Si une grande partie des groupes norvégiens proviennent d’Oslo ou Bergen, il est injuste de passer sous silence l’influence d’autres régions de Norvège dans le vivier des musiciens créatifs que ce magnifique pays offre au monde du metal. Originaires de Tromsø, à l’orée du cercle polaire arctique, les musiciens de Vederkast ont fait de la mythologie scandinave une source d’inspiration et de la rudesse de leur climat la substance de leur humeur mélancolique. Il y a trois ans les Norvégiens sortaient leur premier album "Northern Gothic" qui donnait une idée bien précise de leur style à l’interface de plusieurs variantes du metal. "And In The Abyss They Sleep" capitalise sur ce référentiel en affirmant plus précisément la teneur de chacune de ces composantes.
Vederkast est fondamentalement heavy. Il suffit pour s’en convaincre de juger de son art du riff inspiré et tranchant qui ouvre et signe la quasi-intégralité des titres ou de la qualité mélodique injectée dans chacun des refrains qui émaillent le disque. C’est dans le cœur du disque que le visage le plus direct et radicalement heavy de Vederkast se montre avec la lumière la plus crue car les Scandinaves y trouvent un équilibre simple mais efficace entre des séquences claires et calmes, notamment pendant les couplets, et des ruptures plus puissantes dans les refrains (‘Searching’). Ils manient avec talent les belles harmonies mineures sans complexité excessive (‘In The Waves’) et ponctuent leurs ossatures d’un emballement tout sludge (‘Yearning’).
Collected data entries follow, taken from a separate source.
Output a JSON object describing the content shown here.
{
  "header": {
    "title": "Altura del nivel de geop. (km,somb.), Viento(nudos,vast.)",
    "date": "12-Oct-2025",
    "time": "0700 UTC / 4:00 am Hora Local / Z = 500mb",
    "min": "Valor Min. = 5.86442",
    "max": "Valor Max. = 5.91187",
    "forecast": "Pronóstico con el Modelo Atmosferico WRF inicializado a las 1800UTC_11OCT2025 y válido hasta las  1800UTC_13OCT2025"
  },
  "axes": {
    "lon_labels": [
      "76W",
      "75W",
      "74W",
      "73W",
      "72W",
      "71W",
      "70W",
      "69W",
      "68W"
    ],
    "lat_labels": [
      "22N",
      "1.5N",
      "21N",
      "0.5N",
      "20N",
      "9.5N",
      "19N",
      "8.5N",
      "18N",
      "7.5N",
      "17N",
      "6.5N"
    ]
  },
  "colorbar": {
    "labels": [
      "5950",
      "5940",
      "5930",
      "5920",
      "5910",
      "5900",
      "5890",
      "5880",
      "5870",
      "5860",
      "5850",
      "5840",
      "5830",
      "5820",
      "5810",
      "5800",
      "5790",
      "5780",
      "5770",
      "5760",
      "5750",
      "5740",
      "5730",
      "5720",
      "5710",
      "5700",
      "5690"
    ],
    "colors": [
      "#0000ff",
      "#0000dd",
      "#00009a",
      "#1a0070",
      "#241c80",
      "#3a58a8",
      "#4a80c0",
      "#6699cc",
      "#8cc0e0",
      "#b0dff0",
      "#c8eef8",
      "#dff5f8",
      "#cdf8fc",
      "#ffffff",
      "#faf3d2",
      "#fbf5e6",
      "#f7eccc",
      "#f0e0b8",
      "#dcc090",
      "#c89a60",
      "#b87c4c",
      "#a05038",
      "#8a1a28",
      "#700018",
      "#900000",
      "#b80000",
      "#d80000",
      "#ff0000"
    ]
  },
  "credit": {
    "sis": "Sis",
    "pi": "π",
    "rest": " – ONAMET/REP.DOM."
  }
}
La filiation progressive est plus ambiguë à appréhender, et bien que le groupe la tutoie ponctuellement, il serait exagéré de les affubler de cette épithète sur la totalité du disque. Par exemple, dans les dix minutes que dure ‘Echoes Diminish’, un nombre important est dévolu au développement d’inspirations instrumentales via un pont et une succession de soli de guitares mais les constructions restent assez classiques et la volonté des Norvégiens s’apparente plus à permettre à l’intensité de se déployer que de démontrer une quelconque virtuosité harmonique. Le début du disque se place dans cet esprit avec des compositions amples, massives et chargées émotionnellement dans lesquelles la mélancolie côtoie la fureur et que Vederkast n’hésite pas à agrémenter de subtils arrangements de cordes (la rocailleuse ‘Hope Lost’ et la poignante ‘Reflections Linger’).
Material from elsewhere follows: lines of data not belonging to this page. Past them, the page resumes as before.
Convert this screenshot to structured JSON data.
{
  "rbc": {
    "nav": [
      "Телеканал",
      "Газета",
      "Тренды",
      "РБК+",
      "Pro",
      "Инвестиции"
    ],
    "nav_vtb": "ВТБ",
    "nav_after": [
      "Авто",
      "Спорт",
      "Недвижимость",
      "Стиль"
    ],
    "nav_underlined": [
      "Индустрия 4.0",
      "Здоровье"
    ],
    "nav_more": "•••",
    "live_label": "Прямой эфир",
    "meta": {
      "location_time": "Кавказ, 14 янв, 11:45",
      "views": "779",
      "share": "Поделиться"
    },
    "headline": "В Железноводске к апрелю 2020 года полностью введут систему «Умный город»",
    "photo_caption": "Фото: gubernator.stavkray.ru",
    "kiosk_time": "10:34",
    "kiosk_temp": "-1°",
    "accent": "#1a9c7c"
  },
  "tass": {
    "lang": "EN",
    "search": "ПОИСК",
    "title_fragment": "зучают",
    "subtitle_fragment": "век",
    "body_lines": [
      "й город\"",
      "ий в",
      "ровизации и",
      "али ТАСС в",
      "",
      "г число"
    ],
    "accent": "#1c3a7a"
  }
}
C’est dans son cheminement final que le disque prend une dimension supplémentaire. D’abord avec le dantesque ‘Blindfolded’, éclatant d’évidence mélodique et qui s’enrichit d’une grandeur épique dans son ascension terminale. Mais c’est surtout ‘In The Abyss They Sleep’ qui se démarque, avec son ambiance mystérieuse, presque mystique, et la variété de ses agencements, et cristallise véritablement la fibre la plus progressive de Vederkast.
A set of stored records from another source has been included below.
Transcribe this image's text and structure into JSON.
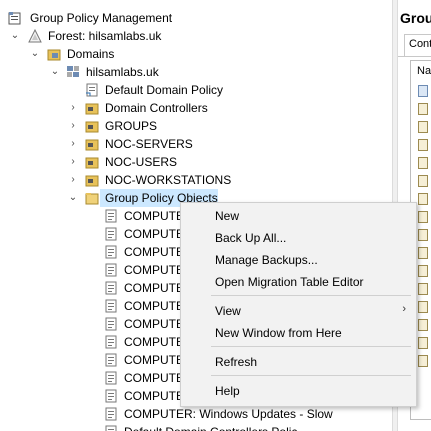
{
  "tree": {
    "root": "Group Policy Management",
    "forest": "Forest: hilsamlabs.uk",
    "domains": "Domains",
    "domain": "hilsamlabs.uk",
    "children": [
      "Default Domain Policy",
      "Domain Controllers",
      "GROUPS",
      "NOC-SERVERS",
      "NOC-USERS",
      "NOC-WORKSTATIONS",
      "Group Policy Objects"
    ],
    "gpos": [
      "COMPUTE",
      "COMPUTE",
      "COMPUTE",
      "COMPUTE",
      "COMPUTE",
      "COMPUTE",
      "COMPUTE",
      "COMPUTE",
      "COMPUTE",
      "COMPUTE",
      "COMPUTE",
      "COMPUTER: Windows Updates - Slow",
      "Default Domain Controllers Polic"
    ]
  },
  "right_pane": {
    "title": "Grou",
    "tab": "Cont",
    "column": "Na"
  },
  "context_menu": {
    "items": [
      "New",
      "Back Up All...",
      "Manage Backups...",
      "Open Migration Table Editor",
      "View",
      "New Window from Here",
      "Refresh",
      "Help"
    ],
    "submenu_arrow": "›"
  },
  "colors": {
    "selection": "#cce8ff",
    "menu_bg": "#f2f2f2",
    "folder": "#e8c25a"
  }
}
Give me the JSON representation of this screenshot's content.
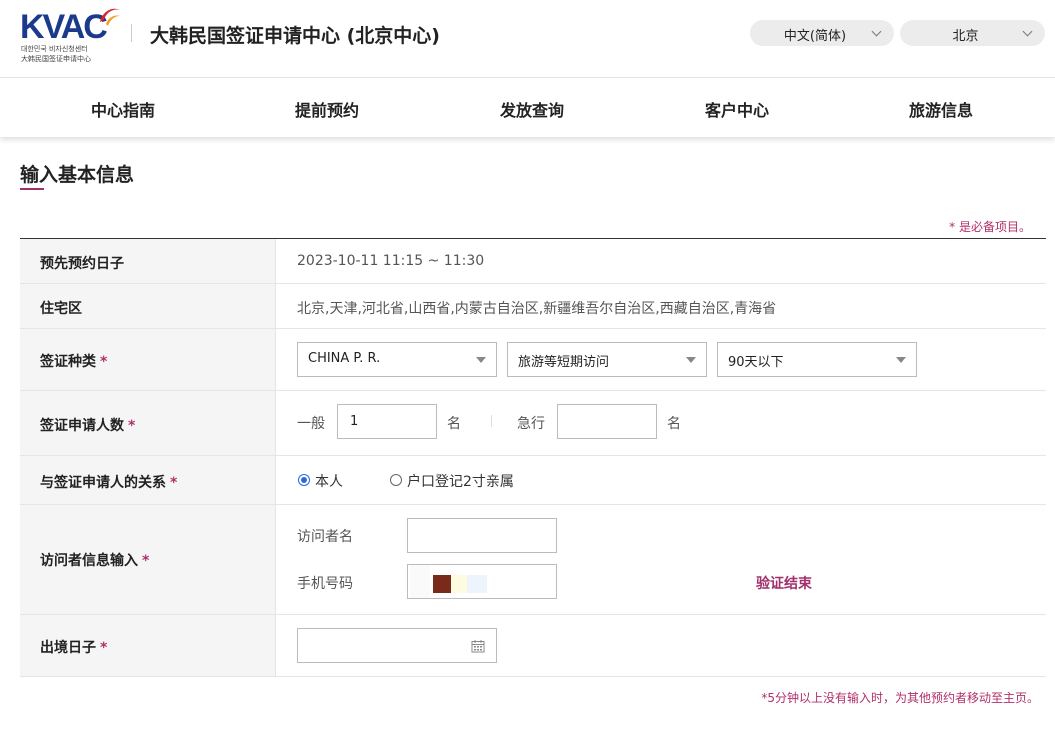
{
  "header": {
    "logo_text": "KVAC",
    "logo_sub_ko": "대한민국 비자신청센터",
    "logo_sub_cn": "大韩民国签证申请中心",
    "site_title": "大韩民国签证申请中心 (北京中心)",
    "language": "中文(简体)",
    "city": "北京"
  },
  "nav": {
    "items": [
      "中心指南",
      "提前预约",
      "发放查询",
      "客户中心",
      "旅游信息"
    ]
  },
  "section": {
    "title": "输入基本信息",
    "required_note": "* 是必备项目。"
  },
  "form": {
    "reservation_date": {
      "label": "预先预约日子",
      "value": "2023-10-11 11:15 ~ 11:30"
    },
    "residence": {
      "label": "住宅区",
      "value": "北京,天津,河北省,山西省,内蒙古自治区,新疆维吾尔自治区,西藏自治区,青海省"
    },
    "visa_type": {
      "label": "签证种类",
      "required": "*",
      "country": "CHINA P. R.",
      "purpose": "旅游等短期访问",
      "duration": "90天以下"
    },
    "applicant_count": {
      "label": "签证申请人数",
      "required": "*",
      "normal_label": "一般",
      "normal_value": "1",
      "unit": "名",
      "urgent_label": "急行",
      "urgent_value": "",
      "urgent_unit": "名"
    },
    "relation": {
      "label": "与签证申请人的关系",
      "required": "*",
      "option_self": "本人",
      "option_family": "户口登记2寸亲属",
      "selected": "本人"
    },
    "visitor_info": {
      "label": "访问者信息输入",
      "required": "*",
      "name_label": "访问者名",
      "name_value": "",
      "phone_label": "手机号码",
      "verify_status": "验证结束"
    },
    "departure_date": {
      "label": "出境日子",
      "required": "*",
      "value": ""
    }
  },
  "footer_note": "*5分钟以上没有输入时，为其他预约者移动至主页。",
  "colors": {
    "accent": "#a0306a",
    "brand": "#1b3a8c",
    "radio": "#2a6ad8"
  },
  "icons": {
    "calendar": "calendar-icon",
    "dropdown": "chevron-down-icon"
  }
}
A travers ce second disque, Vederkast confirme la voie qu’il avait commencé à débroussailler dans son premier album "Northern Gothic", quelque part dans les interstices entre le stoner, le heavy, le metal progressif et le metal atmosphérique, et démontre une fidélité intangible à ce positionnement. Là réside sa signature personnelle et une partie de l’explication de l’aspect monolithique de l’œuvre présente, bien que sa profonde dimension mélodique facilite grandement son approche. Avec ce solide second album, Vederkast renforce son statut de groupe au fort potentiel et il pourrait encore gagner en intérêt si les signaux, encore timides mais réels, envoyés dans la fin du disque et qui vont dans le sens d’une évolution vers plus de sophistication, se confirment dans le futur.